Esta última causó una verdadera conmoción, llegó a los cines de barrios, y se reestrenó en diversas ocasiones en los últimos tiempos. Se trata de una alegoría llena de ansiedad sobre la vida y la muerte, es el Fausto de Bergman. Si hay un filme en el que se reflejan a la vez su concepción afectiva e intelectual de Dios y su intuición del posible holocausto nuclear -la peste medieval simbolizaba la amenaza que la guerra fría representaba para el mundo en aquella época- ese filme es sin duda El séptimo sello. En este tiempo su cine aparece identificado por un extenso listado de actores como Max von Sydow (que sigue siempre a la mayor altura), Gunnar Bjórnstrand, Bibi Andersson y Gunnel Lindblom, que se consagraron internacionalmente con una película que –junto con 2.001: una odisea en espacio- sigue suscitando discusiones sobre su interpretación.
A lo largo de los años cincuenta, Bergman se mantuvo fiel a un mismo equipo técnico: el cámara Gunnar Fischer, el decorador P. A. Lundgren y el compositor Erik Nordgren, por citar algunos. El clamoroso éxito obtenido por El séptimo sello permitió a Bergman dirigir, uno tras otro, cuatro importantes filmes: el primero fue Fresas salvajes (1957) con el protagonismo magistral del antiguo director de cine Víctor Sjó’stróm, el autor de joyas como El viento. Bergman recurriría nuevamente a sus recuerdos de infancia para efectuar un acercamiento lúcido y benévolo a la vejez, con toda su carga de lamentos y recriminaciones. Una cumbre que influyó en toda una generación de cinestas (Saura, Allen, etc.), después de la cual realizó En el umbral de la vida (1958), un ejercicio de apariencia más documental que disecciona, casi con precisión de cirujano, las reacciones de tres mujeres en una maternidad. En El rostro (1958) un tal Vogler (Max von Sydow), un mago que no es evidentemente otro que Ingmar, es un bufón que se gana la vida fascinando al público y exponiéndose a la vez a sus sarcasmos.

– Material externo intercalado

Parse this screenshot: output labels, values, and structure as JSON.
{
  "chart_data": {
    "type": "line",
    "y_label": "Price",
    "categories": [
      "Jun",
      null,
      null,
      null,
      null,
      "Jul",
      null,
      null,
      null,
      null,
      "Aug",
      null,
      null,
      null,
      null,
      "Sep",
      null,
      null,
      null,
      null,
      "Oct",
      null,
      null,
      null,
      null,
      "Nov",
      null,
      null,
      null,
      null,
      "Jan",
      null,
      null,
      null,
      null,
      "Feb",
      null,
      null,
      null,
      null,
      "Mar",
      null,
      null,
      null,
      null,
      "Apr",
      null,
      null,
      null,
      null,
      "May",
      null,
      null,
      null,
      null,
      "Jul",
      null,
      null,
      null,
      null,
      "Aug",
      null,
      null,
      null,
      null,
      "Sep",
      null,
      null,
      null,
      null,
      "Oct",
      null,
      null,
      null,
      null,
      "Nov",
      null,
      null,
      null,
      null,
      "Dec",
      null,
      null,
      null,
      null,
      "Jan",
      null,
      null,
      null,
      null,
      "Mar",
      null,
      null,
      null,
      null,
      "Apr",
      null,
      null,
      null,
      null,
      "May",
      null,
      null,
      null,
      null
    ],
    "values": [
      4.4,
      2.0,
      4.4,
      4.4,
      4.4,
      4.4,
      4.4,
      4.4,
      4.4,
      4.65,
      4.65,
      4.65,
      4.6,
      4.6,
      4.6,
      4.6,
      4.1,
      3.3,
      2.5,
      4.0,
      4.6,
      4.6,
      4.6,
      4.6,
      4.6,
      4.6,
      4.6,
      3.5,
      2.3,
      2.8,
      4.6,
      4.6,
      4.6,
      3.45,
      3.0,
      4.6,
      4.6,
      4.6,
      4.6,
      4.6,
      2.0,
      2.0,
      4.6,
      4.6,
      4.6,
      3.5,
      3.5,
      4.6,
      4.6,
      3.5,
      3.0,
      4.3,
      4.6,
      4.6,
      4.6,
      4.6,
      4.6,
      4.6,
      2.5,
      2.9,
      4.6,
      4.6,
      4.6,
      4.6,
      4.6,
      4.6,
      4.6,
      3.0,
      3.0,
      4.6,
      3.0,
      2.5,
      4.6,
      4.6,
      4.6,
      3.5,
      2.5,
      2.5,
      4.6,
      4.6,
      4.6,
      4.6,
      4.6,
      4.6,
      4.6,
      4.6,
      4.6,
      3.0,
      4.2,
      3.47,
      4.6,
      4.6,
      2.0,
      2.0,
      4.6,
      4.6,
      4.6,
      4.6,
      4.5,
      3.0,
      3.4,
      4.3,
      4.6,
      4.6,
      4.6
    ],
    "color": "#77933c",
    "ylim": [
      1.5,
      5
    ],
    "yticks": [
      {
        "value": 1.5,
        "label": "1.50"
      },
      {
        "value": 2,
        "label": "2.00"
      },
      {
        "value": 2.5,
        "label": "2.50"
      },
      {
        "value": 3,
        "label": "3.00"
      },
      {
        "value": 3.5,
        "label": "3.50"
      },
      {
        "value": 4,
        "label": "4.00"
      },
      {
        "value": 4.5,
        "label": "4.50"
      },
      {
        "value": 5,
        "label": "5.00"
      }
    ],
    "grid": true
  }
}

El último filme, El manantial de la doncella (1960), segunda incursión de Bergman en el Medioevo, es una cruel historia de violación, asesinato y venganza, en forma de balada de antaño. En 1960 Bergman pareció haber alcanzado el apogeo de su arte. Sin embargo, en el transcurso de los años siguientes, su estilo experimentaría un cambio sensible. El cineasta abordó una etapa aparentemente más austera. Una técnica más depurada, una temática más profunda, y un marco infinitamente menos brillante se ponían al servicio de un pensamiento inquieto y desgarrado: Bergman reconciliaba forma y fondo. Abandonó la forma sinfónica por el cuarteto de cuerda. Su trilogía (Como en un espejo, Los comulgantes y El silencio, tres películas dirigidas entre 1960 y 1962) le permitió ajustar definitivamente cuentas con su educación religiosa. Dejando a un lado su preocupación por el puesto del hombre dentro del Universo para considerar el del artista en el seno de la sociedad, por entonces Bergman se convirtió de alguna manera en portavoz de autores contemporáneos tanto del cine como del teatro, concretamente de Samuel Beckett, persuadidos como él de que el ser humano había llegado a una fase crítica de su evolución y de que la apatía del mundo moderno era tan solo el reflejo de un intenso desencanto.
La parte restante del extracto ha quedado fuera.